What is Faith?


Photo Credit:  Dmitry Protsenko

Too often, Christians link faith with blind adherence to a prescribed set of claims.  This is one of the facets of the “religion” part of Christianity that I find to be overwhelmingly detrimental both to adherents and to non-believers.

“Just believe it.  It’s right there in the Bible.  Yes, there are many that disagree with my interpretation, but if you’ll listen to the Holy Spirit, you’ll see that I’m right.  I know that it seems contradictory with other teachings in the Bible, but believing is seeing.  Once you believe, you’ll see that the contradictions melt away, because God can’t contradict Himself.”  The emotional pressure to assent is unrelenting.

So what is meant by faith?  Is it pledging assent to an unsupported claim?  It could be.  But I think that sort of faith is foolish.  Personally, I’m a fan of skepticism.  By skepticism, I mean having a healthy distrust of any claim that is not backed by evidence.  We should be slow to latch onto statements that require commitment to an unsupported proposition.  If I’ve never heard of you, and if when I meet you for the first time you tell me that you are the CEO of the world’s fastest-growing startup, I won’t call you a liar.  But neither will I invest my life savings in your company until I do some research to verify your claim.

Don’t take this to mean that I am anti-faith.  I would contend that all of us—the religious, the skeptics, the atheists—all of us live by faith to some extent.

For example, suppose I told you that the sun is not going to rise tomorrow.  There is a planet-sized asteroid travelling hundreds of thousands of miles per hour headed for the center of our solar system, and it is projected to impact the sun tomorrow around 3:00 am.  Eastern Standard Time.  The resulting explosion will certainly destroy the earth.  My proposition is that you empty your retirement account and come to Vegas with me, and we’ll spend our last moments of existence having a grand time.

“What’s your evidence?” you might ask.

“What’s your proof that the sun will rise tomorrow?” I counter.

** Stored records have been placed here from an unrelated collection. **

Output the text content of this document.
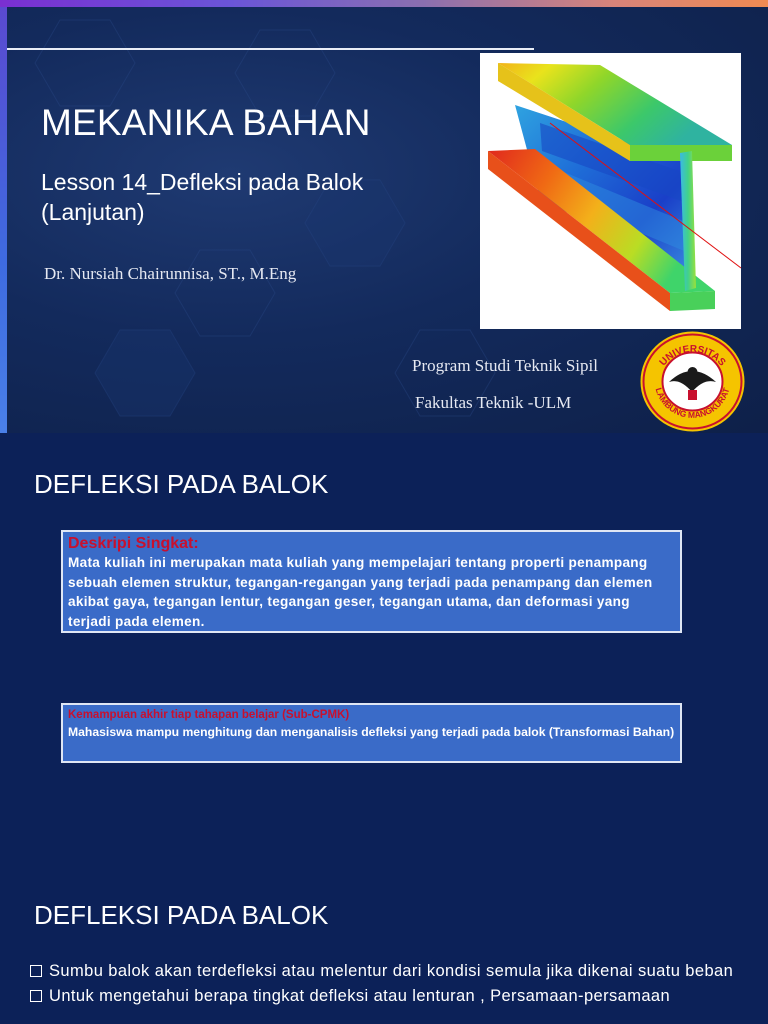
MEKANIKA BAHAN
Lesson 14_Defleksi pada Balok (Lanjutan)
Dr. Nursiah Chairunnisa, ST., M.Eng
Program Studi Teknik Sipil
Fakultas Teknik -ULM
UNIVERSITAS
LAMBUNG MANGKURAT
DEFLEKSI PADA BALOK
Deskripi Singkat:
Mata kuliah ini merupakan mata kuliah yang mempelajari tentang properti penampang sebuah elemen struktur, tegangan-regangan yang terjadi pada penampang dan elemen akibat gaya, tegangan lentur, tegangan geser, tegangan utama, dan deformasi yang terjadi pada elemen.
Kemampuan akhir tiap tahapan belajar (Sub-CPMK)
Mahasiswa mampu menghitung dan menganalisis defleksi yang terjadi pada balok (Transformasi Bahan)
DEFLEKSI PADA BALOK
Sumbu balok akan terdefleksi atau melentur dari kondisi semula jika dikenai suatu beban
Untuk mengetahui berapa tingkat defleksi atau lenturan , Persamaan-persamaan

As you consider the question, you realize that you can never prove to me that the sun is going to rise tomorrow.  But the fact remains, that from the dawn of recorded history, people have reported that the sun has risen.  The fact that life on earth has been sustained for at least thousands of years is evidence that the sun has faithfully risen to warm the earth, allowing plants, animals, and people to live another day.  Every day of your life has been marked by a sunrise.  In the absence of credible information to the contrary, you know that there is no reason to believe that the sun is not going to rise again tomorrow.  You might even say that you’ve moved from a point of faith to a point of knowledge.  We might debate the nuances of that statement, but at the end of the day, you elect to leave your retirement account untouched, and continue to live your life in a reasonable manner.  If I’m a very persuasive talker, you might open one eye around 2:50 am; but if you’re confident in your knowledge, you’ll probably close your eye around 2:51 and sleep until sunrise.  You have an unshakeable faith in the continuity of the solar system—at least until credible evidence to the contrary enters the equation.  It’s possible that some heretofore unseen phenomenon might extinguish our sun at any time, but anyone with a modicum of intelligence will “stake their life” on their faith in tomorrow.

The apostle Paul, in his letter to the Ephesians, touches on this subject.  While encouraging followers of Jesus to be unified and mature, he warns them against gullibly following every “wind of doctrine” that is floated by schemers.

I consider myself to be a follower of Jesus.  Jesus claimed to be divine and not merely divine in a pantheistic sense—a pretty outrageous claim for any man.  His followers made some pretty outrageous claims about him—the most impressive of which is that he came back to life after being killed.  I accept these claims because the evidence supporting them is, in my mind, credible and sufficient.  Many people who subscribe to a purely naturalistic worldview reject these claims outright.  I think that a careful examination of the evidence leads to the reasonable conclusion that there is a spiritual or supernatural component to the universe, and Jesus was who He claimed to be.

There is no need to feel threatened by those who argue against this view.  Nor is there a need to pressure people to accept it.   The truth stands on its own and will ultimately be evident.

There is one other point worth considering.  Everyone has a different view of how much evidence is “reasonable.”   Some people accept a little bit.  Some require more.  God understands this.  He doesn’t love us less if we ask too many questions.  Nor does He love us less if we don’t ask enough questions.  The amount of faith that one has is not the deciding factor in whether or not one will be “saved.”  Reconciliation was Jesus’ primary mission on this earth.  The accomplishing of this mission is His alone.  This doesn’t mean that He forces reconciliation on us.  I think He simply made it feasible and offers it to us.  Jesus encouraged faith, even if metaphorically speaking, it were as small as a tiny seed.  When questioned by doubters, however, He always offered evidence.

We would do well to understand that God does not require blind faith from us.  He created us with the ability to reason.  He expects us to use our abilities to the extent that we are able and makes allowances for our shortcomings.

When experiencing doubt, do you look for evidence?  When confronted by doubters, do you offer evidence or do you demand more faith?